DURHAM, N.C. – Microscopic metallic cubes could unleash the enormous potential of metamaterials to absorb light, leading to more efficient and cost-effective large-area absorbers for sensor applications or energy-harvesting devices.
Metamaterials are man-made materials that have properties often absent in natural materials. They are not so much a conventional material, but a construct that provides exquisite control over the properties of waves, such as light. Creating these materials for visible radiation is still a technological challenge that has traditionally been achieved by lithography, in which metallic patterns are etched onto an inert material, much like an ink-jet printer.
As effective as lithography has been in creating such structures, it does have a limitation – it is very expensive and thus difficult to scale up to the large surface areas that are required for many applications.
“Our new approach is more of a bottom-up process,” said Cristian Ciracì, research scientist at Duke’s Pratt School of Engineering. “It may allow us to create devices – such as efficient solar panels – that cover much larger areas. In our experiments, we demonstrated an extraordinarily simple method to achieve this.”
The results of Ciracì and co-workers’ experiments, which were conducted in the laboratory of senior researcher David R. Smith, William Bevan Professor of electrical and computer engineering at Duke, were published in the journal Nature.
For many applications or devices, the key is the material’s ability to control the absorption of waves, such as light. Metals, for example, can be highly reflective on their own, which may be beneficial for some applications, but for something like a solar cells optimal light absorption is desired.
“However, metamaterials based on metallic elements are particularly efficient as absorbers because both the electrical and magnetic properties of the material can be controlled by how we design them,” Ciracì said.
In simple terms, the new metamaterial developed by the Duke team has three major components – a thin layer of gold film coated with a nano-thin layer of an insulator, topped off with a dusting of millions of self-assembled nanocubes. In the case of the current experiments, the nanocubes were fabricated out of silver.
“The nanocubes are literally scattered on the gold film and we can control the properties of the material by varying the geometry of the construct,” Ciracì said. “The absorptivity of large surface areas can now be controlled using this method at scales out of reach of lithography which would otherwise be required to manipulate matter at the nanometer scale.”
While metals on their own tend to have reflective properties, the nanocubes act as tiny antennae that can cancel out the reflectance of the metal surface.

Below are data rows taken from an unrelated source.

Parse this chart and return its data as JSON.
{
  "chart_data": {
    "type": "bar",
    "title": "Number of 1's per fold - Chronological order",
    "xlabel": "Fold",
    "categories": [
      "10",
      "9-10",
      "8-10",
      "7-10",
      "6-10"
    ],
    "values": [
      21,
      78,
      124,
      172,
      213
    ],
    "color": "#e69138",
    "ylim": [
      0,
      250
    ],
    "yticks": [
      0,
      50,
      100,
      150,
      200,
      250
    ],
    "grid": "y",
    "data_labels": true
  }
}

“By combining different components of the metamaterial elements together into a single composite, more complicated reflectance spectra could be engineered, achieving a level of control needed in more exotic applications, such as dynamic inks,” Ciracì said.
The research was supported by the Air Force Office of Scientific Research and by the Army Research Office’s Multidisciplinary University Research Initiative (MURI).
The other members of the team were first author Antoine Moreau, Clermont University, France; Duke’s Ryan Hill, Jack Mock, Benjamin Wiley and Ashutosh Chilkoti; and from the Capital Normal University, Beijing, Qiang Wang.